There are so many things for young women to love about Virginia Woolf: Her strange, gorgeous writing! Her attention to detail! Her amazing name! Her illustrious life! For my younger self, Virginia Woolf was the more established, intellectual, expressive version of Sylvia Plath, a more fully realized portrait of a tragic artist. She was, in common parlance, my “Number One Bae.”
Of course, then I went to college and stopped reading Woolf. When I was home one break though, I was at Half Price Books and noticed a copy of her landmark, feminist extended essay “A Room of One’s Own” for only $1. It’s one of those books that all women should read, and since I 1) didn’t own it and 2) am easily swayed by the dollar section of any store, I bought it and left it on my shelf for a year. This week, it only took me two hours to read front to back, spread across an empty night and a hungover morning.

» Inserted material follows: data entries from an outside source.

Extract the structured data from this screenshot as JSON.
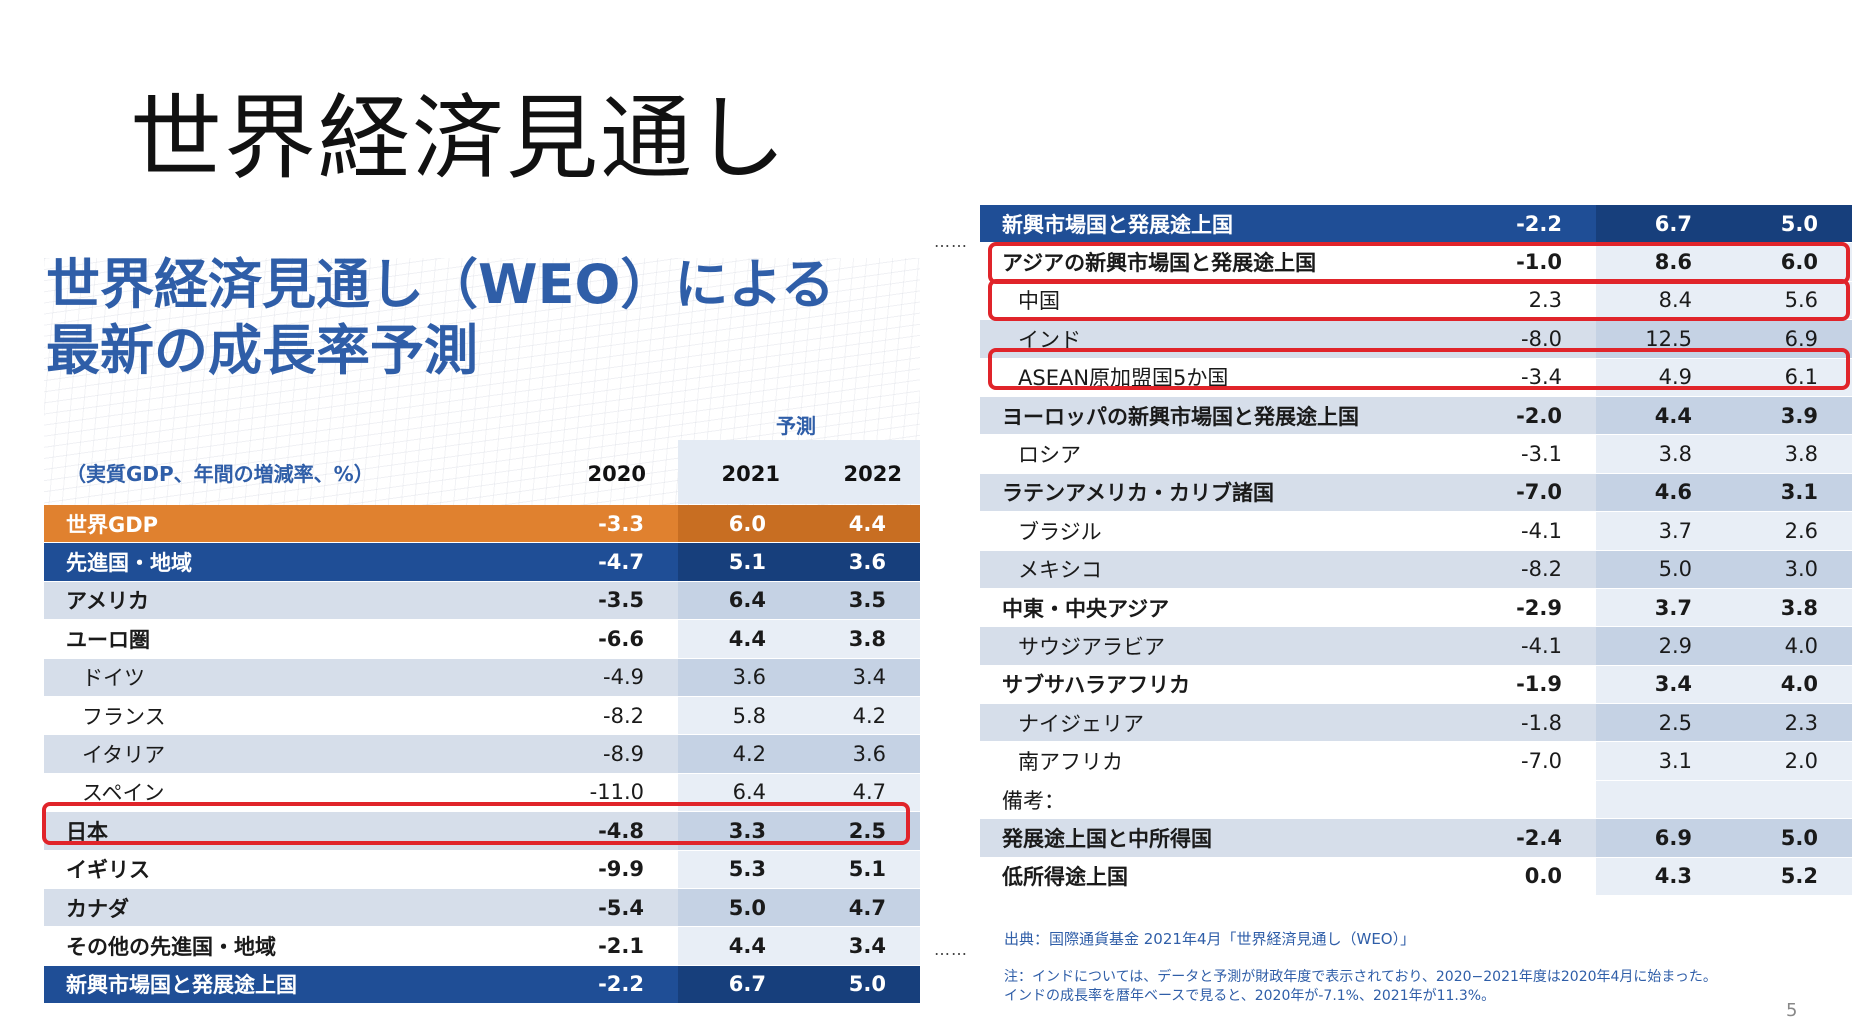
{
  "slide": {
    "title": "世界経済見通し",
    "page_number": "5"
  },
  "left": {
    "heading_line1": "世界経済見通し（WEO）による",
    "heading_line2": "最新の成長率予測",
    "forecast_label": "予測",
    "unit_label": "（実質GDP、年間の増減率、%）",
    "years": [
      "2020",
      "2021",
      "2022"
    ],
    "rows": [
      {
        "name": "世界GDP",
        "style": "orange",
        "indent": false,
        "v2020": "-3.3",
        "v2021": "6.0",
        "v2022": "4.4"
      },
      {
        "name": "先進国・地域",
        "style": "navy",
        "indent": false,
        "v2020": "-4.7",
        "v2021": "5.1",
        "v2022": "3.6"
      },
      {
        "name": "アメリカ",
        "style": "light",
        "indent": false,
        "bold": true,
        "v2020": "-3.5",
        "v2021": "6.4",
        "v2022": "3.5"
      },
      {
        "name": "ユーロ圏",
        "style": "white",
        "indent": false,
        "bold": true,
        "v2020": "-6.6",
        "v2021": "4.4",
        "v2022": "3.8"
      },
      {
        "name": "ドイツ",
        "style": "light",
        "indent": true,
        "v2020": "-4.9",
        "v2021": "3.6",
        "v2022": "3.4"
      },
      {
        "name": "フランス",
        "style": "white",
        "indent": true,
        "v2020": "-8.2",
        "v2021": "5.8",
        "v2022": "4.2"
      },
      {
        "name": "イタリア",
        "style": "light",
        "indent": true,
        "v2020": "-8.9",
        "v2021": "4.2",
        "v2022": "3.6"
      },
      {
        "name": "スペイン",
        "style": "white",
        "indent": true,
        "v2020": "-11.0",
        "v2021": "6.4",
        "v2022": "4.7"
      },
      {
        "name": "日本",
        "style": "light",
        "indent": false,
        "bold": true,
        "v2020": "-4.8",
        "v2021": "3.3",
        "v2022": "2.5"
      },
      {
        "name": "イギリス",
        "style": "white",
        "indent": false,
        "bold": true,
        "v2020": "-9.9",
        "v2021": "5.3",
        "v2022": "5.1"
      },
      {
        "name": "カナダ",
        "style": "light",
        "indent": false,
        "bold": true,
        "v2020": "-5.4",
        "v2021": "5.0",
        "v2022": "4.7"
      },
      {
        "name": "その他の先進国・地域",
        "style": "white",
        "indent": false,
        "bold": true,
        "v2020": "-2.1",
        "v2021": "4.4",
        "v2022": "3.4"
      },
      {
        "name": "新興市場国と発展途上国",
        "style": "navy",
        "indent": false,
        "v2020": "-2.2",
        "v2021": "6.7",
        "v2022": "5.0"
      }
    ]
  },
  "right": {
    "rows": [
      {
        "name": "新興市場国と発展途上国",
        "style": "navy",
        "indent": false,
        "v2020": "-2.2",
        "v2021": "6.7",
        "v2022": "5.0"
      },
      {
        "name": "アジアの新興市場国と発展途上国",
        "style": "white",
        "indent": false,
        "bold": true,
        "v2020": "-1.0",
        "v2021": "8.6",
        "v2022": "6.0"
      },
      {
        "name": "中国",
        "style": "white",
        "indent": true,
        "v2020": "2.3",
        "v2021": "8.4",
        "v2022": "5.6"
      },
      {
        "name": "インド",
        "style": "light",
        "indent": true,
        "v2020": "-8.0",
        "v2021": "12.5",
        "v2022": "6.9"
      },
      {
        "name": "ASEAN原加盟国5か国",
        "style": "white",
        "indent": true,
        "v2020": "-3.4",
        "v2021": "4.9",
        "v2022": "6.1"
      },
      {
        "name": "ヨーロッパの新興市場国と発展途上国",
        "style": "light",
        "indent": false,
        "bold": true,
        "v2020": "-2.0",
        "v2021": "4.4",
        "v2022": "3.9"
      },
      {
        "name": "ロシア",
        "style": "white",
        "indent": true,
        "v2020": "-3.1",
        "v2021": "3.8",
        "v2022": "3.8"
      },
      {
        "name": "ラテンアメリカ・カリブ諸国",
        "style": "light",
        "indent": false,
        "bold": true,
        "v2020": "-7.0",
        "v2021": "4.6",
        "v2022": "3.1"
      },
      {
        "name": "ブラジル",
        "style": "white",
        "indent": true,
        "v2020": "-4.1",
        "v2021": "3.7",
        "v2022": "2.6"
      },
      {
        "name": "メキシコ",
        "style": "light",
        "indent": true,
        "v2020": "-8.2",
        "v2021": "5.0",
        "v2022": "3.0"
      },
      {
        "name": "中東・中央アジア",
        "style": "white",
        "indent": false,
        "bold": true,
        "v2020": "-2.9",
        "v2021": "3.7",
        "v2022": "3.8"
      },
      {
        "name": "サウジアラビア",
        "style": "light",
        "indent": true,
        "v2020": "-4.1",
        "v2021": "2.9",
        "v2022": "4.0"
      },
      {
        "name": "サブサハラアフリカ",
        "style": "white",
        "indent": false,
        "bold": true,
        "v2020": "-1.9",
        "v2021": "3.4",
        "v2022": "4.0"
      },
      {
        "name": "ナイジェリア",
        "style": "light",
        "indent": true,
        "v2020": "-1.8",
        "v2021": "2.5",
        "v2022": "2.3"
      },
      {
        "name": "南アフリカ",
        "style": "white",
        "indent": true,
        "v2020": "-7.0",
        "v2021": "3.1",
        "v2022": "2.0"
      },
      {
        "name": "備考：",
        "style": "white",
        "indent": false,
        "v2020": "",
        "v2021": "",
        "v2022": ""
      },
      {
        "name": "発展途上国と中所得国",
        "style": "light",
        "indent": false,
        "bold": true,
        "v2020": "-2.4",
        "v2021": "6.9",
        "v2022": "5.0"
      },
      {
        "name": "低所得途上国",
        "style": "white",
        "indent": false,
        "bold": true,
        "v2020": "0.0",
        "v2021": "4.3",
        "v2022": "5.2"
      }
    ],
    "source": "出典：国際通貨基金 2021年4月「世界経済見通し（WEO）」",
    "note_line1": "注：インドについては、データと予測が財政年度で表示されており、2020−2021年度は2020年4月に始まった。",
    "note_line2": "インドの成長率を暦年ベースで見ると、2020年が-7.1%、2021年が11.3%。"
  },
  "colors": {
    "navy": "#1f4e96",
    "orange": "#e0812f",
    "light_row": "#d6deea",
    "highlight": "#e0242a",
    "heading_blue": "#2f5ea8"
  },
  "highlighted_rows": [
    "日本",
    "アジアの新興市場国と発展途上国",
    "中国",
    "ASEAN原加盟国5か国"
  ]
}
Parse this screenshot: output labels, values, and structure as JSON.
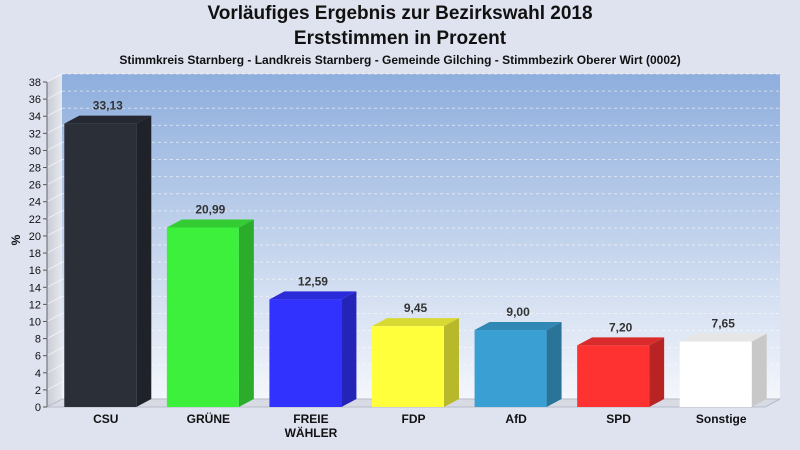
{
  "chart_data": {
    "type": "bar",
    "title": "Vorläufiges Ergebnis zur Bezirkswahl 2018",
    "title2": "Erststimmen in Prozent",
    "subtitle": "Stimmkreis Starnberg - Landkreis Starnberg - Gemeinde Gilching - Stimmbezirk Oberer Wirt (0002)",
    "ylabel": "%",
    "xlabel": "",
    "ylim": [
      0,
      38
    ],
    "yticks": [
      0,
      2,
      4,
      6,
      8,
      10,
      12,
      14,
      16,
      18,
      20,
      22,
      24,
      26,
      28,
      30,
      32,
      34,
      36,
      38
    ],
    "grid": true,
    "categories": [
      "CSU",
      "GRÜNE",
      "FREIE WÄHLER",
      "FDP",
      "AfD",
      "SPD",
      "Sonstige"
    ],
    "category_lines": [
      [
        "CSU"
      ],
      [
        "GRÜNE"
      ],
      [
        "FREIE",
        "WÄHLER"
      ],
      [
        "FDP"
      ],
      [
        "AfD"
      ],
      [
        "SPD"
      ],
      [
        "Sonstige"
      ]
    ],
    "values": [
      33.13,
      20.99,
      12.59,
      9.45,
      9.0,
      7.2,
      7.65
    ],
    "value_labels": [
      "33,13",
      "20,99",
      "12,59",
      "9,45",
      "9,00",
      "7,20",
      "7,65"
    ],
    "colors": [
      "#2b2f38",
      "#3cf03c",
      "#3232ff",
      "#ffff3c",
      "#3aa0d4",
      "#ff3232",
      "#ffffff"
    ]
  }
}
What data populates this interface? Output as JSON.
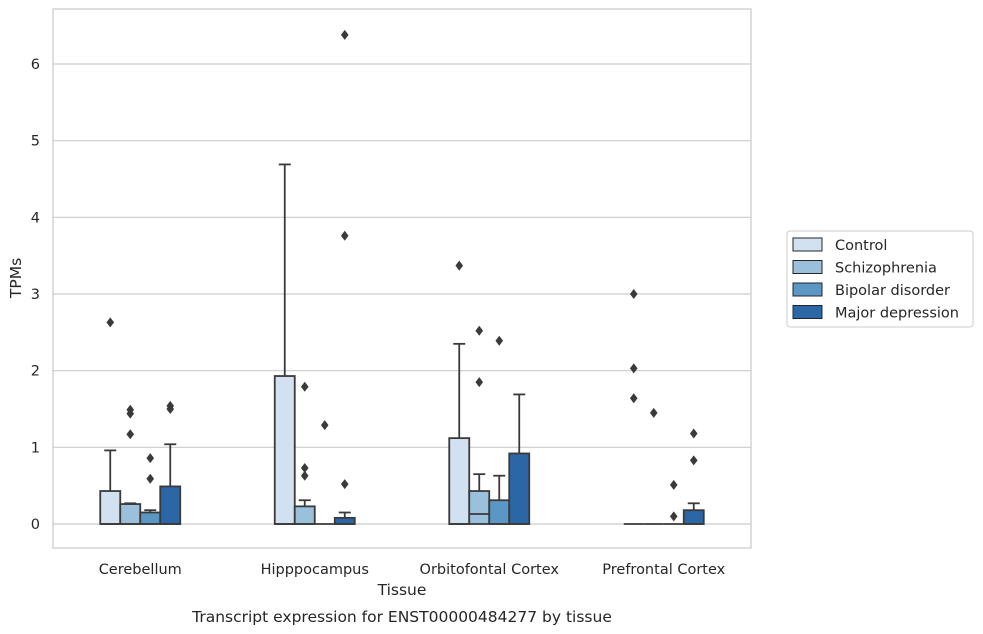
{
  "chart_data": {
    "type": "box",
    "xlabel": "Tissue",
    "ylabel": "TPMs",
    "caption": "Transcript expression for ENST00000484277 by tissue",
    "ylim": [
      -0.3,
      6.75
    ],
    "yticks": [
      0,
      1,
      2,
      3,
      4,
      5,
      6
    ],
    "grid": "horizontal",
    "legend_position": "right",
    "categories": [
      "Cerebellum",
      "Hipppocampus",
      "Orbitofontal Cortex",
      "Prefrontal Cortex"
    ],
    "series": [
      {
        "name": "Control",
        "color": "#d1e1f0",
        "boxes": [
          {
            "q1": 0,
            "median": 0,
            "q3": 0.43,
            "whislo": 0,
            "whishi": 0.96,
            "fliers": [
              2.63
            ]
          },
          {
            "q1": 0,
            "median": 0,
            "q3": 1.93,
            "whislo": 0,
            "whishi": 4.69,
            "fliers": []
          },
          {
            "q1": 0,
            "median": 0,
            "q3": 1.12,
            "whislo": 0,
            "whishi": 2.35,
            "fliers": [
              3.37
            ]
          },
          {
            "q1": 0,
            "median": 0,
            "q3": 0,
            "whislo": 0,
            "whishi": 0,
            "fliers": [
              3.0,
              2.03,
              1.64
            ]
          }
        ]
      },
      {
        "name": "Schizophrenia",
        "color": "#9bc0dc",
        "boxes": [
          {
            "q1": 0,
            "median": 0,
            "q3": 0.26,
            "whislo": 0,
            "whishi": 0.27,
            "fliers": [
              1.49,
              1.44,
              1.17
            ]
          },
          {
            "q1": 0,
            "median": 0,
            "q3": 0.23,
            "whislo": 0,
            "whishi": 0.31,
            "fliers": [
              1.79,
              0.73,
              0.63
            ]
          },
          {
            "q1": 0,
            "median": 0.13,
            "q3": 0.43,
            "whislo": 0,
            "whishi": 0.65,
            "fliers": [
              2.52,
              1.85
            ]
          },
          {
            "q1": 0,
            "median": 0,
            "q3": 0,
            "whislo": 0,
            "whishi": 0,
            "fliers": [
              1.45
            ]
          }
        ]
      },
      {
        "name": "Bipolar disorder",
        "color": "#5b97c5",
        "boxes": [
          {
            "q1": 0,
            "median": 0,
            "q3": 0.15,
            "whislo": 0,
            "whishi": 0.18,
            "fliers": [
              0.86,
              0.59
            ]
          },
          {
            "q1": 0,
            "median": 0,
            "q3": 0,
            "whislo": 0,
            "whishi": 0,
            "fliers": [
              1.29
            ]
          },
          {
            "q1": 0,
            "median": 0,
            "q3": 0.31,
            "whislo": 0,
            "whishi": 0.63,
            "fliers": [
              2.39
            ]
          },
          {
            "q1": 0,
            "median": 0,
            "q3": 0,
            "whislo": 0,
            "whishi": 0,
            "fliers": [
              0.51,
              0.1
            ]
          }
        ]
      },
      {
        "name": "Major depression",
        "color": "#2b67a6",
        "boxes": [
          {
            "q1": 0,
            "median": 0,
            "q3": 0.49,
            "whislo": 0,
            "whishi": 1.04,
            "fliers": [
              1.54,
              1.5
            ]
          },
          {
            "q1": 0,
            "median": 0,
            "q3": 0.08,
            "whislo": 0,
            "whishi": 0.15,
            "fliers": [
              6.38,
              3.76,
              0.52
            ]
          },
          {
            "q1": 0,
            "median": 0,
            "q3": 0.92,
            "whislo": 0,
            "whishi": 1.69,
            "fliers": []
          },
          {
            "q1": 0,
            "median": 0,
            "q3": 0.18,
            "whislo": 0,
            "whishi": 0.27,
            "fliers": [
              1.18,
              0.83
            ]
          }
        ]
      }
    ]
  }
}
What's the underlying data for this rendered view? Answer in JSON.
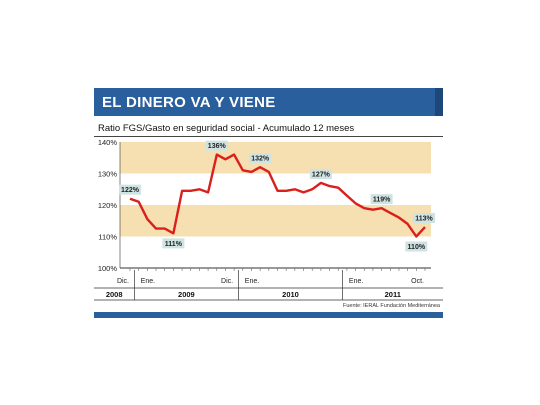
{
  "header": {
    "title": "EL DINERO VA Y VIENE",
    "subtitle": "Ratio FGS/Gasto en seguridad social - Acumulado 12 meses"
  },
  "source": "Fuente: IERAL Fundación Mediterránea",
  "colors": {
    "banner": "#2a5f9e",
    "band": "#f6dfb0",
    "line": "#d9201c",
    "label_box": "#cfe3e3"
  },
  "chart_data": {
    "type": "line",
    "title": "",
    "ylim": [
      100,
      140
    ],
    "yticks": [
      "100%",
      "110%",
      "120%",
      "130%",
      "140%"
    ],
    "bands": [
      [
        120,
        130,
        "white"
      ],
      [
        110,
        120,
        "shaded"
      ],
      [
        130,
        140,
        "shaded"
      ]
    ],
    "month_labels": [
      {
        "index": 0,
        "text": "Dic."
      },
      {
        "index": 1,
        "text": "Ene."
      },
      {
        "index": 12,
        "text": "Dic."
      },
      {
        "index": 13,
        "text": "Ene."
      },
      {
        "index": 25,
        "text": "Ene."
      },
      {
        "index": 34,
        "text": "Oct."
      }
    ],
    "year_labels": [
      {
        "start": 0,
        "end": 0,
        "text": "2008"
      },
      {
        "start": 1,
        "end": 12,
        "text": "2009"
      },
      {
        "start": 13,
        "end": 24,
        "text": "2010"
      },
      {
        "start": 25,
        "end": 34,
        "text": "2011"
      }
    ],
    "series": [
      {
        "values": [
          122,
          121,
          115.5,
          112.5,
          112.5,
          111,
          124.5,
          124.5,
          125,
          124,
          136,
          134.5,
          136,
          131,
          130.5,
          132,
          130.5,
          124.5,
          124.5,
          125,
          124,
          125,
          127,
          126,
          125.5,
          123,
          120.5,
          119,
          118.5,
          119,
          117.5,
          116,
          114,
          110,
          113
        ]
      }
    ],
    "annotations": [
      {
        "index": 0,
        "text": "122%",
        "pos": "above"
      },
      {
        "index": 5,
        "text": "111%",
        "pos": "below"
      },
      {
        "index": 10,
        "text": "136%",
        "pos": "above"
      },
      {
        "index": 15,
        "text": "132%",
        "pos": "above"
      },
      {
        "index": 22,
        "text": "127%",
        "pos": "above"
      },
      {
        "index": 29,
        "text": "119%",
        "pos": "above"
      },
      {
        "index": 33,
        "text": "110%",
        "pos": "below"
      },
      {
        "index": 34,
        "text": "113%",
        "pos": "above"
      }
    ]
  }
}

In the essay, Woolf argues that “a woman must have money and a room of her own if she is to write fiction.” That is, women must have a stable income and private space in order to express themselves at the highest level creatively. I don’t want to go into the book’s content too much, which I realize might be contrary to what you expect out of this column. You know, this column about books. I’m not going to specifically talk about how I agree and disagree with her, and on what points, and in which cases I think third wave feminism can make much stronger arguments than the ones she makes, or how her arguments occasionally come off as elitist, or how there are some points in which I totally agreed and thought “Yes, this is exactly the thing I needed to hear right now, today, in the headspace that I’m currently floundering in.” (Do you see what I did there? Great, we can now move on.)
What was most important about this book for me was that, of all the political books I’ve read recently, “A Room of One’s Own” elicited the most visceral reactions from me. Of all my books, this one has the most writing and thoughts written in its margins. On one page alone, I found these notes in the margin: “umm no,” “WOW NO,” and “oh man lol “ (Woolf made a dry joke about being eaten by wild beasts. I’m a sucker for wild beast jokes.) I promise that elsewhere my notes are much more compelling and vaguely more insightful, but I think the ones I listed are good examples for how masterful Woolf’s writing is. She seamlessly moves from being coy to biting, from dry humor to absolute severity. She baits you and then punches a gut. And her writing is beautiful — no one can convince me that walking along a London street is the best thing in the world like Virginia Woolf can.
One of my favorite mental spaces when reading is when I feel wholly present to the book — I’m not too lost in its world, but I’m not wandering off into my own unrelated thoughts either (I bought rutabaga this week on a whim, so what do I do with it now? Make a stew? Or that rutabaga curry dish I saw on Pinterest? Do I need coconut milk? Maybe I should go bike to the grocery store? OH RIGHT let’s talk about the women in literature again.)
While reading “A Room of One’s Own,” I had a foot in each world — I was fully engaged in Woolf’s 20th century world and fully invested in how they related to my own experience. This, my friends, was like lucid-dreaming except substituting reading for sleeping. “Lucid-reading.” It also set me on the path to develop a thesis on how “A Room of One’s Own” relates to Taylor Swift’s pop music ascension. Get back to me in a few weeks when I’ve fleshed that out a little more.
Might this be the most useless review of a book you’ve ever read? Probably. But there are so many reasons to read this seminal work — for its approach to art, views on female equality, insistence on the value of “work”, and the absolute sheer beauty of Woolf’s writing itself. I’m not sure I bought into everything she said, but as a senior English major (Creative Writing concentration) about to graduate and figure out how to make my adult life a creative one, it was timely, sage advice. It was a weird thing to read while hungover on a Saturday morning, but damn was it a joy.